Plus grandes forces de cette BD :
- ma belle dédicace à l’aquarelle couleur! C’est en la faisant que monsieur Girard m’a présenté à la vraie Béatrice, une belle adolescente de quatorze ou quinze ans qui semble très sympathique et allumée… à l’image de son père!
- la simplicité des traits, et l’absence de décor. Ça nous oblige à focaliser notre attention sur l’essentiel : le texte! Une technique éprouvée quand on travaille le strip.
- les couleurs franches, en à-plat, très basiques mais hyper efficaces! Leur vitalité rattrape de belle façon le statisme apparent du graphisme.
- les mots d’esprit et les réflexions souvent amusantes que lance la jeune fille de sept ou huit ans… qui se croit parfois en crise d’adolescence! Girard y va d’un humour vraiment efficace, faisant mouche presque à tous coups. Comparativement à d’autres séries du même genre, bien peu de strips m’ont paru insipides.
- les quelques gags où Béatrice n’apparaît même pas!! En effet, il arrive à une dizaine de reprises que le gag soit exclusivement basé sur un des parents de Béatrice (principalement son père, et souvent pendant qu’il se rase) sans qu’elle ne soit en cause.
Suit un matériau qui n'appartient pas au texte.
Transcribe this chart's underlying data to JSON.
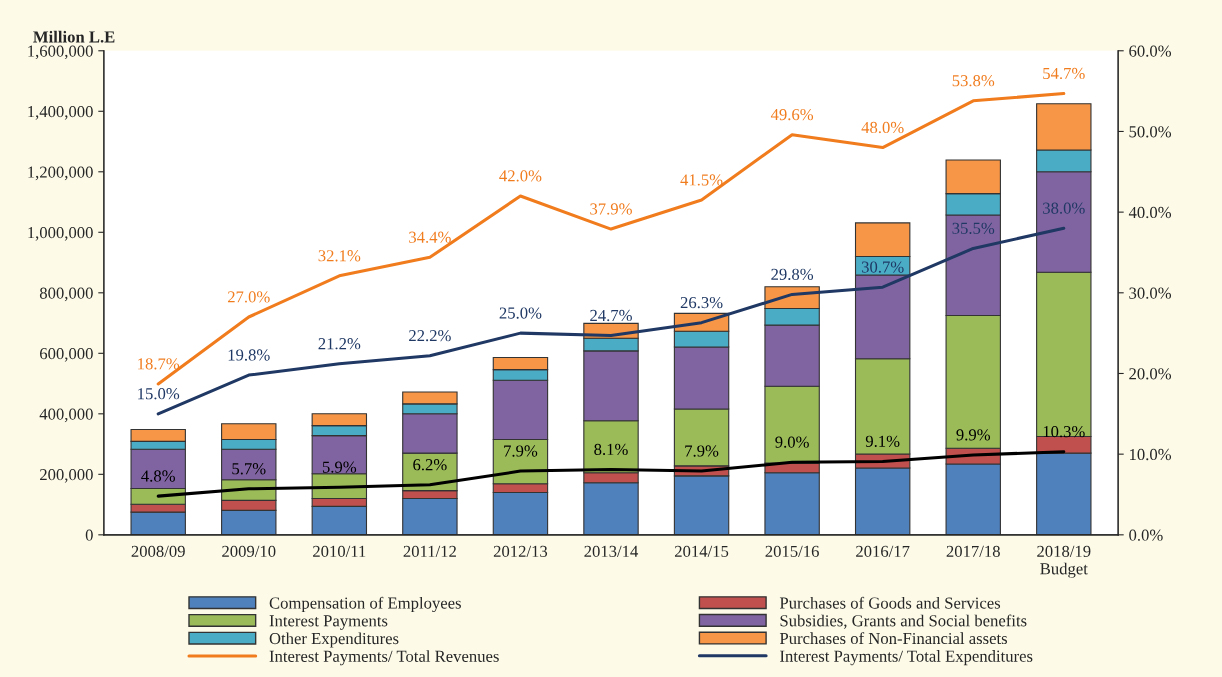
{
  "chart_data": {
    "type": "bar",
    "stacked": true,
    "ylabel": "Million L.E",
    "categories": [
      "2008/09",
      "2009/10",
      "2010/11",
      "2011/12",
      "2012/13",
      "2013/14",
      "2014/15",
      "2015/16",
      "2016/17",
      "2017/18",
      "2018/19\nBudget"
    ],
    "series": [
      {
        "name": "Compensation of Employees",
        "color": "#4f81bd",
        "values": [
          75000,
          81000,
          94000,
          120000,
          140000,
          172000,
          195000,
          205000,
          221000,
          234000,
          270000
        ]
      },
      {
        "name": "Purchases of Goods and Services",
        "color": "#c0504d",
        "values": [
          26000,
          33000,
          26000,
          26000,
          29000,
          33000,
          33000,
          32000,
          46000,
          52000,
          55000
        ]
      },
      {
        "name": "Interest Payments",
        "color": "#9bbb59",
        "values": [
          52000,
          68000,
          82000,
          124000,
          146000,
          172000,
          188000,
          254000,
          315000,
          439000,
          543000
        ]
      },
      {
        "name": "Subsidies, Grants and Social benefits",
        "color": "#8064a2",
        "values": [
          130000,
          101000,
          126000,
          130000,
          196000,
          231000,
          205000,
          202000,
          277000,
          332000,
          332000
        ]
      },
      {
        "name": "Other Expenditures",
        "color": "#4bacc6",
        "values": [
          26000,
          32000,
          33000,
          33000,
          35000,
          42000,
          52000,
          55000,
          61000,
          71000,
          72000
        ]
      },
      {
        "name": "Purchases of Non-Financial assets",
        "color": "#f79646",
        "values": [
          39000,
          52000,
          39000,
          39000,
          40000,
          49000,
          59000,
          72000,
          111000,
          111000,
          153000
        ]
      },
      {
        "name": "Interest Payments/ Total Revenues",
        "type": "line",
        "axis": "y2",
        "color": "#f07c1e",
        "values": [
          18.7,
          27.0,
          32.1,
          34.4,
          42.0,
          37.9,
          41.5,
          49.6,
          48.0,
          53.8,
          54.7
        ],
        "value_labels": [
          "18.7%",
          "27.0%",
          "32.1%",
          "34.4%",
          "42.0%",
          "37.9%",
          "41.5%",
          "49.6%",
          "48.0%",
          "53.8%",
          "54.7%"
        ]
      },
      {
        "name": "Interest Payments/ Total Expenditures",
        "type": "line",
        "axis": "y2",
        "color": "#1f3864",
        "values": [
          15.0,
          19.8,
          21.2,
          22.2,
          25.0,
          24.7,
          26.3,
          29.8,
          30.7,
          35.5,
          38.0
        ],
        "value_labels": [
          "15.0%",
          "19.8%",
          "21.2%",
          "22.2%",
          "25.0%",
          "24.7%",
          "26.3%",
          "29.8%",
          "30.7%",
          "35.5%",
          "38.0%"
        ]
      },
      {
        "type": "line",
        "axis": "y2",
        "color": "#000000",
        "values": [
          4.8,
          5.7,
          5.9,
          6.2,
          7.9,
          8.1,
          7.9,
          9.0,
          9.1,
          9.9,
          10.3
        ],
        "value_labels": [
          "4.8%",
          "5.7%",
          "5.9%",
          "6.2%",
          "7.9%",
          "8.1%",
          "7.9%",
          "9.0%",
          "9.1%",
          "9.9%",
          "10.3%"
        ]
      }
    ],
    "ylim": [
      0,
      1600000
    ],
    "yticks": [
      {
        "value": 0,
        "label": "0"
      },
      {
        "value": 200000,
        "label": "200,000"
      },
      {
        "value": 400000,
        "label": "400,000"
      },
      {
        "value": 600000,
        "label": "600,000"
      },
      {
        "value": 800000,
        "label": "800,000"
      },
      {
        "value": 1000000,
        "label": "1,000,000"
      },
      {
        "value": 1200000,
        "label": "1,200,000"
      },
      {
        "value": 1400000,
        "label": "1,400,000"
      },
      {
        "value": 1600000,
        "label": "1,600,000"
      }
    ],
    "y2lim": [
      0,
      60
    ],
    "y2ticks": [
      {
        "value": 0,
        "label": "0.0%"
      },
      {
        "value": 10,
        "label": "10.0%"
      },
      {
        "value": 20,
        "label": "20.0%"
      },
      {
        "value": 30,
        "label": "30.0%"
      },
      {
        "value": 40,
        "label": "40.0%"
      },
      {
        "value": 50,
        "label": "50.0%"
      },
      {
        "value": 60,
        "label": "60.0%"
      }
    ],
    "grid": false,
    "legend": "bottom"
  }
}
Une telle audace démontre de la part du bédéiste une solide confiance en soi et en l’univers qu’il a créé! (P.S. : ma conversation avec l’artiste me permet de confirmer que ce papa philosophe qui se rase devant son miroir est bel et bien Girard lui-même!!!)
- les nombreux clins d’œil à différents personnages de BD. J’ai dépisté des références à Lucky Luke (p.15), à Tintin (p.16, 45 et 47), à Astérix (p.26 et 43), à Batman et Robin (p.27), à Spiderman (p.29) et à Superman (p.30), mais la plus agréable reste le dessin d’humour final, en p.48, avec le grand Gaston. Quel bon gag que celui-là! C’est sans doute pourquoi on en a repris l’idée pour la page couverture!!
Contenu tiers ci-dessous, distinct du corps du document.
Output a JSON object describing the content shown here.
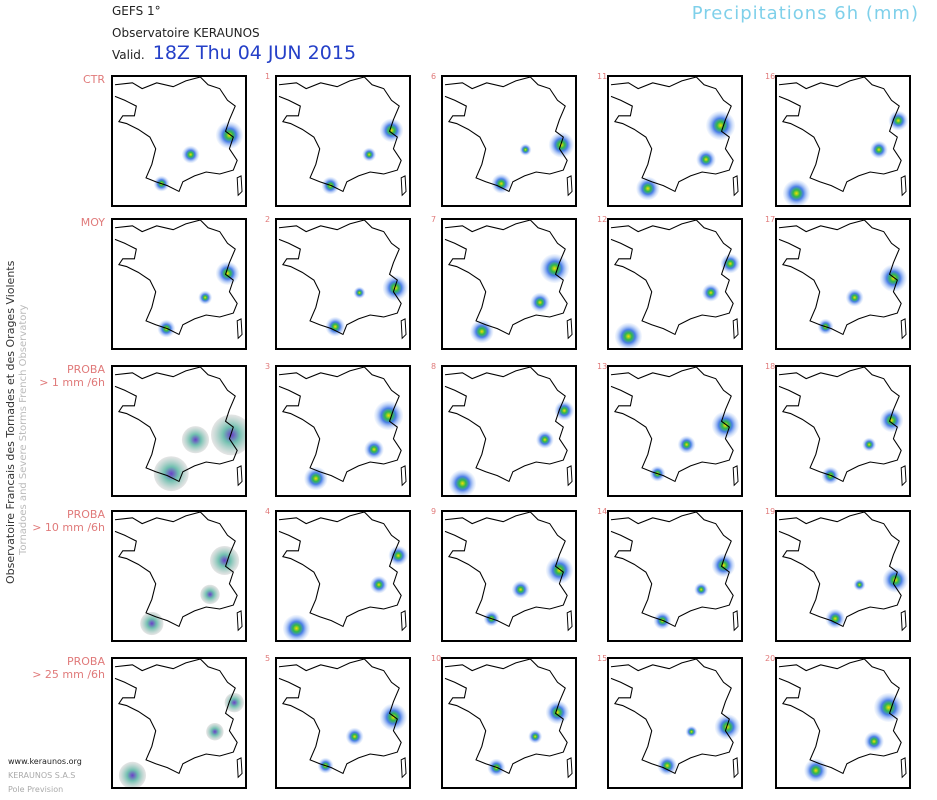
{
  "header": {
    "model": "GEFS 1°",
    "observatory": "Observatoire KERAUNOS",
    "valid_label": "Valid.",
    "valid_date": "18Z Thu 04 JUN 2015",
    "product": "Precipitations 6h (mm)"
  },
  "side": {
    "line1": "Observatoire Francais des Tornades et des Orages Violents",
    "line2": "Tornadoes and Severe Storms French Observatory"
  },
  "rows": [
    {
      "label": "CTR",
      "sub": "",
      "panels": [
        "1",
        "6",
        "11",
        "16"
      ]
    },
    {
      "label": "MOY",
      "sub": "",
      "panels": [
        "2",
        "7",
        "12",
        "17"
      ]
    },
    {
      "label": "PROBA",
      "sub": "> 1 mm /6h",
      "panels": [
        "3",
        "8",
        "13",
        "18"
      ]
    },
    {
      "label": "PROBA",
      "sub": "> 10 mm /6h",
      "panels": [
        "4",
        "9",
        "14",
        "19"
      ]
    },
    {
      "label": "PROBA",
      "sub": "> 25 mm /6h",
      "panels": [
        "5",
        "10",
        "15",
        "20"
      ]
    }
  ],
  "footer": {
    "site": "www.keraunos.org",
    "company": "KERAUNOS S.A.S",
    "dept": "Pole Prevision"
  },
  "colors": {
    "accent": "#2540c8",
    "label": "#e07a7a",
    "title": "#7fd0ea",
    "precip_low": "#4a7ee8",
    "precip_mid": "#2fb84a",
    "precip_high": "#f5e000"
  }
}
Ce qui m’a le plus agacé :
- le titre de l’album. Tout au long de ma lecture, je m’attendais à ce qu’une thématique quelconque allait s’instaurer, en lien avec le ketchup, ou un gag récurent… Mais non : le mot ketchup n’apparaît que dans un seul strip, et pas des meilleurs! Bref, ce titre ne fait référence à rien de signifiant!
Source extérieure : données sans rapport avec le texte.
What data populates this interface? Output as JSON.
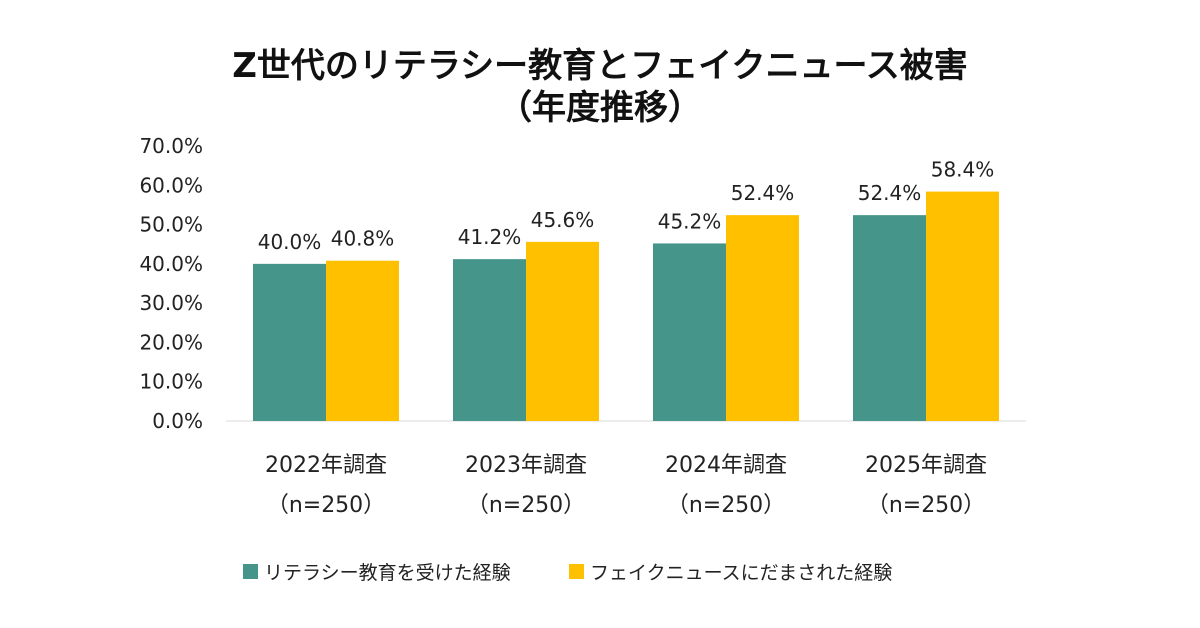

- la disposition très aérée… En fait, j’aurais aimé en avoir plus pour mon argent : il me semble que les traits très grossiers de monsieur Girard seraient restés très lisibles même si les strips avaient été resserrés et présentés quatre par planche, au lieu de trois comme c’est le cas ici. Ça aurait permis de rajouter une quarantaine de gags! Par contre, si la plupart des gags sont si bons, c’est peut-être à cause de la sélection très serrée qu’ils ont subie? Si on se fie aux numéros des gags qui en portent, on constate de grands écarts entre certains. Ainsi, les strips vont du #1 au #218, mais l’album n’en comporte que 135! Une partie de moi aurait aimé lire les 80 qui manquent, mais étaient-ils du même calibre? Cette sélection était probablement nécessaire. Chose certaine, monsieur Girard m’a confirmé avoir du matériel pour facilement faire un troisième tome (yéééé!)… mais que ce projet ne semblait pas être dans l’air (bouhhhh!).
- quelques gags que je ne décode pas, ou dont je ne comprends pas l’enjeu. Ceux des p.16 en bas, 27 au centre ou 34 en haut, par exemple.
- le gag du hachis paparmentier (p.8), qui devait à l’origine se faire avec un papâté chinois, je suppose (j’ai malheureusement oublié de poser la question à l’auteur)! Je suis à peu près convaincu qu’il s’agit encore ici d’un «accommodement raisonnable» pour satisfaire une éventuelle clientèle européenne! Hé! Misère de misère!!